A small group of developers at my company have set up volumes of skill.md and other instructions for the AI to write Jira tickets, then take action on those Jira tickets by writing the code. The AI submits a pull request. Then there's another AI to review the code. They've written the game plan for the AI to do all of this. All the human does now is click "approve" without even reading the PR, and then someone clicks "merge". There's no coding, no critical thinking by a human anymore except for telling the AI what to do... which really anyone at the company could do. I doubt I'll have a job at this company much longer after 8 years employed there.
If you're working in some vanishingly rare domain then maybe it's not yet, but most coding challenges are very much in the wheelhouse of the current frontier models.
I honestly can't see things going back to what it was 5 years ago.
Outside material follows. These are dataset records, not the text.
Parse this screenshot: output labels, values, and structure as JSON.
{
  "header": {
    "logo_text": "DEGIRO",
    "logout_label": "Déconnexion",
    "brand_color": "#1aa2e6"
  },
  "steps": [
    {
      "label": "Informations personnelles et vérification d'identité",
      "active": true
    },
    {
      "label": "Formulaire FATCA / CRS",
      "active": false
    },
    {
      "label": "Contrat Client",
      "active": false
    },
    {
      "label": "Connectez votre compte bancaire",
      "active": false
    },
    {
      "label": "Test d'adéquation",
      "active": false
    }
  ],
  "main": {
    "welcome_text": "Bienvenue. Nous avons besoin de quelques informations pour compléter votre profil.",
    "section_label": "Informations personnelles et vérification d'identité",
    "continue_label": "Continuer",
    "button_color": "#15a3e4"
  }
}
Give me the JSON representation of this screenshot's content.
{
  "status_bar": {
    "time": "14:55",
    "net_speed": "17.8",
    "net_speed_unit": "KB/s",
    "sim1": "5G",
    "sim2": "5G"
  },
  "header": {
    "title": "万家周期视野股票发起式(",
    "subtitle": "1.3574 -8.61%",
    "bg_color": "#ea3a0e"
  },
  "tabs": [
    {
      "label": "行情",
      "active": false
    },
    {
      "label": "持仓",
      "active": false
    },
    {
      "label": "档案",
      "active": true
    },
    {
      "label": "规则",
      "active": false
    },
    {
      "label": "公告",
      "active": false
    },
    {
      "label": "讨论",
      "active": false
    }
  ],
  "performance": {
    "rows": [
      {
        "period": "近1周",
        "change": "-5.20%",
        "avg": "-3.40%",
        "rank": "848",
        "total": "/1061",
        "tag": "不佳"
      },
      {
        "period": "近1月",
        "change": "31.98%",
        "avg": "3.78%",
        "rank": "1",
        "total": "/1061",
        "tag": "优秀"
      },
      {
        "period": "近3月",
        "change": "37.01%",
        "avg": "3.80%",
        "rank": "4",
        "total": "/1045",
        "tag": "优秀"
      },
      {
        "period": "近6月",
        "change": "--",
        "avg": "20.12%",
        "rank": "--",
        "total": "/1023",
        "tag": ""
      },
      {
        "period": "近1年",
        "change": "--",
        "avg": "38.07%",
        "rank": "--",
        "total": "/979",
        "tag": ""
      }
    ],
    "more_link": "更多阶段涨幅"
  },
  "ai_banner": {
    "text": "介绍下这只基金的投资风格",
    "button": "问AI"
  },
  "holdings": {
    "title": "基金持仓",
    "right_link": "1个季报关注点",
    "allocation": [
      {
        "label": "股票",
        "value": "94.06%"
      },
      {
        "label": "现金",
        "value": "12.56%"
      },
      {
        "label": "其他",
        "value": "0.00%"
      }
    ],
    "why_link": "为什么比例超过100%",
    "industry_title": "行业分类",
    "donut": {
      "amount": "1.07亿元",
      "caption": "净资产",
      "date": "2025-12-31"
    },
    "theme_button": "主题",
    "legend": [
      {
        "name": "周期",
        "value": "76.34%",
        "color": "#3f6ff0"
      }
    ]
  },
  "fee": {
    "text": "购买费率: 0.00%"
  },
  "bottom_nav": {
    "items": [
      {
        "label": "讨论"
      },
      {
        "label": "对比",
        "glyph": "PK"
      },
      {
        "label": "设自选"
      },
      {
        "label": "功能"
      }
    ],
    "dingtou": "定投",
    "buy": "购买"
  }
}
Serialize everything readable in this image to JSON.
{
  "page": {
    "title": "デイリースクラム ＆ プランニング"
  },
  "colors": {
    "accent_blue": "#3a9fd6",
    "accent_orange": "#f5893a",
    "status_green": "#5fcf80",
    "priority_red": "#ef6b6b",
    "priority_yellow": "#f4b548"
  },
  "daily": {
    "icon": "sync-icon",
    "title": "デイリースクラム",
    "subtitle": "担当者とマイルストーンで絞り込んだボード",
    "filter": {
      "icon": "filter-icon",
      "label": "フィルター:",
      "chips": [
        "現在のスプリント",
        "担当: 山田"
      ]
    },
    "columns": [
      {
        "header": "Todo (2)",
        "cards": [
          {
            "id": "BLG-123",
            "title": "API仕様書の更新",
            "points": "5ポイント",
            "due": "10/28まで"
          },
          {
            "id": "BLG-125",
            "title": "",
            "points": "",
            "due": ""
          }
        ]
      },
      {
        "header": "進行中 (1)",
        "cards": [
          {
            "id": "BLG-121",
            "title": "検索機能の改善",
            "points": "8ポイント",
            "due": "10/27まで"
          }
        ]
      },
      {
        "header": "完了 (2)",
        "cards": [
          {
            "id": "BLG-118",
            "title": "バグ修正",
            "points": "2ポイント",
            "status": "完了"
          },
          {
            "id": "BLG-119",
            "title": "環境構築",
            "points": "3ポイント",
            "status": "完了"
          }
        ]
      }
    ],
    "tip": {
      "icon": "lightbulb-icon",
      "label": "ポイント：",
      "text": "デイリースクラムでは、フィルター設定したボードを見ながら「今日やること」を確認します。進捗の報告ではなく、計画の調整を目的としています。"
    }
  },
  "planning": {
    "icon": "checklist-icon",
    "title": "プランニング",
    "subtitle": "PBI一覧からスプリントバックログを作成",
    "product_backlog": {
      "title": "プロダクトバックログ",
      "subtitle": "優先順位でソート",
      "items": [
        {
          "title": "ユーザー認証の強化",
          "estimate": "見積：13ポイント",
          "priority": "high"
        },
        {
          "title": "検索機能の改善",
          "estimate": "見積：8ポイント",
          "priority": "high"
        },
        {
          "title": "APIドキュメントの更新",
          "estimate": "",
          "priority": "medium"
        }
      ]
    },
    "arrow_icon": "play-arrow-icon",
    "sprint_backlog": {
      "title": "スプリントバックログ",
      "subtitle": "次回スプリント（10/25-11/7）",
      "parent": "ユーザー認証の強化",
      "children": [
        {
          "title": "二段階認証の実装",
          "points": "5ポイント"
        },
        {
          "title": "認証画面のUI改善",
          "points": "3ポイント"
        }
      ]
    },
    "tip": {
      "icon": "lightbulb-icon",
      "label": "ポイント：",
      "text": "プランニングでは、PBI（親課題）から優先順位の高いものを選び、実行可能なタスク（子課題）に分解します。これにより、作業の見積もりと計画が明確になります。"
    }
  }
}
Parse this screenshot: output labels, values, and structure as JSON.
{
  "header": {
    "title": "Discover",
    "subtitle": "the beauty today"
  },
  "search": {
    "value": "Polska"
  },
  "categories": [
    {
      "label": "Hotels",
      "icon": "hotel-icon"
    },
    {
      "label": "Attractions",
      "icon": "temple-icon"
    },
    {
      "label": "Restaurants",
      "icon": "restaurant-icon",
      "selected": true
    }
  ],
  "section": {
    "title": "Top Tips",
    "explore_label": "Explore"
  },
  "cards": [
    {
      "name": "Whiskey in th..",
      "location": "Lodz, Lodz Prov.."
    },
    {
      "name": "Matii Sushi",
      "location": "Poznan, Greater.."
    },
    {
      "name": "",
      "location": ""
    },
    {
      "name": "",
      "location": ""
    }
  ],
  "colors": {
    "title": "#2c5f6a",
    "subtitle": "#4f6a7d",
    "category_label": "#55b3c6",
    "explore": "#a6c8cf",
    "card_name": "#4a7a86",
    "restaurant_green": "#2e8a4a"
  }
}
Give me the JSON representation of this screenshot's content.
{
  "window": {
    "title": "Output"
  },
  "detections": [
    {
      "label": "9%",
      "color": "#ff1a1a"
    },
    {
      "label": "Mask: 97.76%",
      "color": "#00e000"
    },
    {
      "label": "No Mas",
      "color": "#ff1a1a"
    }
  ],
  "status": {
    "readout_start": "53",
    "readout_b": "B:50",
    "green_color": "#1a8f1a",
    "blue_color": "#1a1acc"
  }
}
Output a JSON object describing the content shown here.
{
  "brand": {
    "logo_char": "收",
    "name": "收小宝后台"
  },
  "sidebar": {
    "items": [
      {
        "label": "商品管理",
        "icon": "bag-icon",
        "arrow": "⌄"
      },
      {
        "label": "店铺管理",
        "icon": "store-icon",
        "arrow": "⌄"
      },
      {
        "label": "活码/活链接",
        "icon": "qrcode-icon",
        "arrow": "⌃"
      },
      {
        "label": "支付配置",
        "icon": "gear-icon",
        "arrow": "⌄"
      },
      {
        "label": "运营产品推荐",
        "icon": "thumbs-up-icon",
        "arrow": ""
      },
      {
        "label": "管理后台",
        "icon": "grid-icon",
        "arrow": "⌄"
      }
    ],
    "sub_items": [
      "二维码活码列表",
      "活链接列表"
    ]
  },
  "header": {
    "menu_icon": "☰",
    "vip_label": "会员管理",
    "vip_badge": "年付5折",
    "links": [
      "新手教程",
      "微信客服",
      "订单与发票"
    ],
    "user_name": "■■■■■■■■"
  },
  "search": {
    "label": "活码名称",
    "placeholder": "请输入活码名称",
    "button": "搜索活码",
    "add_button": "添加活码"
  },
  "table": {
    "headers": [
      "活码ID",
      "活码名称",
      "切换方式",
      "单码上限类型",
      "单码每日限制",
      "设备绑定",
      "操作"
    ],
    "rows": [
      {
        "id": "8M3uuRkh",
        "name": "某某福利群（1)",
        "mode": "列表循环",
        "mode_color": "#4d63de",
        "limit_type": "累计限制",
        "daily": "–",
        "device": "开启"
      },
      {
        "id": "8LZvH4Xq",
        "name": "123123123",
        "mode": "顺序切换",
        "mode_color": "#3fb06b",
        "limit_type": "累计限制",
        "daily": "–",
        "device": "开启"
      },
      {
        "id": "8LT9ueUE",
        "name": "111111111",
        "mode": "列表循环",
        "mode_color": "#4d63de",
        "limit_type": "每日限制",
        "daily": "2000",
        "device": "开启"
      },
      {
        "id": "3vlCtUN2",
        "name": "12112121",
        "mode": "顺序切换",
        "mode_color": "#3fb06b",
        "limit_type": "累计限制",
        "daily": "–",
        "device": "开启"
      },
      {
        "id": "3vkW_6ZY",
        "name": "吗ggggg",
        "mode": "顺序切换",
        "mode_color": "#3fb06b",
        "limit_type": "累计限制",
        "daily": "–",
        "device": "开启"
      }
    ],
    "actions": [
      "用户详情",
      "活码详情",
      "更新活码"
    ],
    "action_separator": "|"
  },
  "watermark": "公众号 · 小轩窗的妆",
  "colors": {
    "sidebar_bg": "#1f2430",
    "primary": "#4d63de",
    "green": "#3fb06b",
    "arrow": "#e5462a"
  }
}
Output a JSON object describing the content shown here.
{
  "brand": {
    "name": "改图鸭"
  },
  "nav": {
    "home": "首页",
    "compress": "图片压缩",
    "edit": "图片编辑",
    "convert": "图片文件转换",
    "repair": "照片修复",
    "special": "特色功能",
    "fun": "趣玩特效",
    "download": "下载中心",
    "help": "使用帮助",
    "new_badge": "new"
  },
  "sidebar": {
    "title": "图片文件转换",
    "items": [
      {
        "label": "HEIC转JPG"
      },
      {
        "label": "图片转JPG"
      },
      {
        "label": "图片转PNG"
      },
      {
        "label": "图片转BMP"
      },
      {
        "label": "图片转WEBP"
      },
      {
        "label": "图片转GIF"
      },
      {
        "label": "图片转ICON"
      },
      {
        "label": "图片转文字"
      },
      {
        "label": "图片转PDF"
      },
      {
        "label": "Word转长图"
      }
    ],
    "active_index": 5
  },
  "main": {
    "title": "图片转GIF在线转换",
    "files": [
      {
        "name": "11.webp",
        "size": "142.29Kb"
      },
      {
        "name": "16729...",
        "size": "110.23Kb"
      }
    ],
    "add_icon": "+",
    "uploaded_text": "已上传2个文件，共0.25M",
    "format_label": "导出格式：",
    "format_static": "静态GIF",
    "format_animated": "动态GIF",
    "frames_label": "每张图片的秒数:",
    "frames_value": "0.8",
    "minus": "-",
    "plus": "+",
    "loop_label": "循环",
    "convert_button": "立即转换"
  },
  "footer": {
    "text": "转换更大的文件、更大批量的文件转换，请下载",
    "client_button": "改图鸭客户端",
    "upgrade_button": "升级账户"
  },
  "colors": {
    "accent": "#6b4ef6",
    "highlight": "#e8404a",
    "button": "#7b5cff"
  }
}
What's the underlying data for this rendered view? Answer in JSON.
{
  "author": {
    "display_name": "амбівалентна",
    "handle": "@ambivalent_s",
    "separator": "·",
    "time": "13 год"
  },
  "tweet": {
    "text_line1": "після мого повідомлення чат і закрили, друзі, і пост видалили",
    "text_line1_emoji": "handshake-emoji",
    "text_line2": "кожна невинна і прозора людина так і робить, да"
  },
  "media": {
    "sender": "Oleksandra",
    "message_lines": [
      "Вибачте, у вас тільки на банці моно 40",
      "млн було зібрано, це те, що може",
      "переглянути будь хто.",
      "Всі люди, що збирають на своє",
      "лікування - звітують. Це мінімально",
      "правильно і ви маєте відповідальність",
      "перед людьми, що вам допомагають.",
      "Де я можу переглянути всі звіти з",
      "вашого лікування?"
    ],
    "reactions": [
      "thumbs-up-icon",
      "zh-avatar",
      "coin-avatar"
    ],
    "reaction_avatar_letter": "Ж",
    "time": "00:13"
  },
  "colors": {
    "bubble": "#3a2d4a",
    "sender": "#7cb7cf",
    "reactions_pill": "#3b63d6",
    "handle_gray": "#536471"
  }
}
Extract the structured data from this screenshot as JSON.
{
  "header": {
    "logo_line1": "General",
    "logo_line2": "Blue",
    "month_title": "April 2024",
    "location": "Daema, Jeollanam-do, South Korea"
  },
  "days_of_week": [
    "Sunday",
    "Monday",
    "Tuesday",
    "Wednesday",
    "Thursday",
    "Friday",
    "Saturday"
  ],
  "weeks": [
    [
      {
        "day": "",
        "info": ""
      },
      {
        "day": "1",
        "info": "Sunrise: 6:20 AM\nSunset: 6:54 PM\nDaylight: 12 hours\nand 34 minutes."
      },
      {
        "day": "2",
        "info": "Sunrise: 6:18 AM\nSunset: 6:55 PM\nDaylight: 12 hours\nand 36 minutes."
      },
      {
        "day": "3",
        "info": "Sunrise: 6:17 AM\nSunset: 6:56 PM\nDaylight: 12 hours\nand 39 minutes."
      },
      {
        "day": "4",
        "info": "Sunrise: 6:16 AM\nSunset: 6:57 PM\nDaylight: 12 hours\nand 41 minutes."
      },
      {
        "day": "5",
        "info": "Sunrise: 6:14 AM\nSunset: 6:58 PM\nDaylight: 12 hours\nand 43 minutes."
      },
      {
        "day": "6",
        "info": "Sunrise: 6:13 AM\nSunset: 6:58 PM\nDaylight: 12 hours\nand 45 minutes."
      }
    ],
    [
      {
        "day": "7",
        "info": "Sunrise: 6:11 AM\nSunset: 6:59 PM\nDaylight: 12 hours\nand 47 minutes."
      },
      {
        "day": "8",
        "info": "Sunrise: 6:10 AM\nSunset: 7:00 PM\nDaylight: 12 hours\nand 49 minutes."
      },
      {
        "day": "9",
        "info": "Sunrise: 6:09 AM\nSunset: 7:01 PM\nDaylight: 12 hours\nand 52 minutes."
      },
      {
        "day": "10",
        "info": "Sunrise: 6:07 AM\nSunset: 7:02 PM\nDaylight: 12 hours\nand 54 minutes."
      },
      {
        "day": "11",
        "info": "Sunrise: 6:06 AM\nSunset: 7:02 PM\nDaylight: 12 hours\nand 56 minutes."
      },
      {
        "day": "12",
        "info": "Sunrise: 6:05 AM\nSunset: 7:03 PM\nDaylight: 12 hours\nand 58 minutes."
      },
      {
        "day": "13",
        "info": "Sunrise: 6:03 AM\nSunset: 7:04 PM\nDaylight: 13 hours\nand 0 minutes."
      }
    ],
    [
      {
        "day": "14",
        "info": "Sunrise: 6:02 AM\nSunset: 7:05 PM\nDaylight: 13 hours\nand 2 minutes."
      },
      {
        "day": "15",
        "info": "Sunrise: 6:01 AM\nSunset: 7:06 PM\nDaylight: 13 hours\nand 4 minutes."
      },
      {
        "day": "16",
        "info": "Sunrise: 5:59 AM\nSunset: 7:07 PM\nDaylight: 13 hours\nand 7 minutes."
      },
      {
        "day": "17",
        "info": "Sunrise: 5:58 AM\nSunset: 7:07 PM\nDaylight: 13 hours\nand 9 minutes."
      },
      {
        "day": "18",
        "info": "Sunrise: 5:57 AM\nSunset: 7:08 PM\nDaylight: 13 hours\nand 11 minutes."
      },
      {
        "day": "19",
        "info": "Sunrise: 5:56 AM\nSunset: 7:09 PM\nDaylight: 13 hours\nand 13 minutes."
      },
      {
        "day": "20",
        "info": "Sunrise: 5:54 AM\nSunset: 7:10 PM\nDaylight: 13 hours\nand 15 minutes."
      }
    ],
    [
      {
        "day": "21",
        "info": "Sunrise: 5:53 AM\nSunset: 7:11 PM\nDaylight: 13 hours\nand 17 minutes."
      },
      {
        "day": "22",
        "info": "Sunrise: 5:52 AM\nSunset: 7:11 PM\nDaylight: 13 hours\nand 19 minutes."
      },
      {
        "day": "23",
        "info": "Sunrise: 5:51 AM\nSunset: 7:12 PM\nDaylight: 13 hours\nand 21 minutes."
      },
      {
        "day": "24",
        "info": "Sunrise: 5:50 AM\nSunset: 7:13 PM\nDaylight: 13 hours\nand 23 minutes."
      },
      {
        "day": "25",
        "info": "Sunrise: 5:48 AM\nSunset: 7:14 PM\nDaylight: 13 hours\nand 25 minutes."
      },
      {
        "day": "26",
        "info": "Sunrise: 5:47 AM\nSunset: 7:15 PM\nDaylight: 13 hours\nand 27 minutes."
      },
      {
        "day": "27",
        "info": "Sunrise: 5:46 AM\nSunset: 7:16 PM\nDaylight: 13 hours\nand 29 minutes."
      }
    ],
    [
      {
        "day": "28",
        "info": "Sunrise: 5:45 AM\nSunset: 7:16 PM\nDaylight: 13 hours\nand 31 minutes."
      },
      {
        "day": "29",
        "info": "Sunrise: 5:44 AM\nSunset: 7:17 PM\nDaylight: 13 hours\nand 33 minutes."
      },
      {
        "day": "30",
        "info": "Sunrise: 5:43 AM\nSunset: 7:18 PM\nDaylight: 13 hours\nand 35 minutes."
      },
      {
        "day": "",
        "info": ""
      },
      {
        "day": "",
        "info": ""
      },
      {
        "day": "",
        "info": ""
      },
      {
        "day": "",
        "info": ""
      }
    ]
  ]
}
We will probably not have the future that Anthropic hopes for, but I think every developer will be required to chat with AI as part of the planning process to reduce a companies "bus factor" risk.
I am constantly looking for a new job, but all of them are also require AI coding experience.
"low effort and convenient" seems to consistently win over "best quality" and this is going to be a downgrade in everything, for everyone
Contrast that to the last 10 years in Linux where things have become immensely better.
Still haven't tried it
"followed up by someone with 5k karma"
Incorrect. Maybe the reply was made in haste
Anytime a comment of mine receives lots of upvoites thare will always be some snarky replies. It's almost guaranteed
These will sometimes include personal attacks
Note all I did here was relate a personal anecdote: I'm not using "AI". HN commenters do this every day, many times off-topic
I expressed no opinion. I did not make any argument, prediction or "recommendation". All I did was state a fact, 100% on-topic
*there
At least use AI to know your enemy...
Actually anything that is about 90% great and 10% disastrously wrong is utter crap given the way people want and do use AI models.
They are great tools in the right hands and awful in the wrong.
the tech is pretty good at helping identify simple bugs when they happen and to write short sections of code given very explicit instructions but yeah I have yet to see good examples of short one sentence ideas turned into a working product that looks better than anything that could be a UDemy tutorial app.
- I'm getting my roof replaced due to hail damage. Insurance originally covered only $5k due to depreciation. I fed the insurance policy to AI. I learned about the appraisal clause and invoked it. At the end, I got another $6,500 back.
- I was having issues with plumbing. Four different plumbers came, they all said the cast iron pipes under the house need to change. Quotes ranged from $35k to $55k. I had AI walk me through the process. It taught me about the yard line vs. under-slab distinction, and suggested getting just the yard line replaced first because it's much cheaper and can fix the issue. I did that and spent $6k. The issue was fixed. I "saved" $30k for now by deferring that massive month-long project. (For brevity, I'm omitting a ton of boring technical stuff I learned about plumbing that helped me make the optimal decision - none of the contractors bothered explaining any of it.)
- My 2010 Hyundai Santa Fe is starting to show its age. I've taken it to multiple different repair shops, then fed their diagnoses and recommendations to AI and figured out which ones are trying to fleece me and which ones are being more careful and conservative with their repair recommendations. Probably saved several thousand dollars there. Learned a lot about cars too!
- My partner and I are converting the backyard to a wildlife sanctuary. The AI helped us plan what to plant where (depending on lots of factors like sunlight location, irrigation access, etc.) and it has been going really well. Also planned out a dragonfly pond to deal with mosquitoes. AI created a project plan, including schematics, material purchase list and step-by-step instructions.
- I've been wanting to do various other home improvement projects, but only ones that make financial sense. I took photos of my house, both inside and outside, and fed them to AI, and said "give me a list of projects I can do that will have high ROI for when I decide to sell this house". It spent 15 mins doing deep research, then came back with a long, prioritized list. If I do all the projects, I'd be spending about $40k and it would improve the house valuation by about $90k.
I can go on. There's probably dozens of stuff that I've used it for over the past year that led to massive time and money savings, and I've learned a ton as well about topics I normally would not have been exposed to or bothered to research myself. And I'm not even including all the work-related usage, both for my employer and my side business. That would be its own very long list.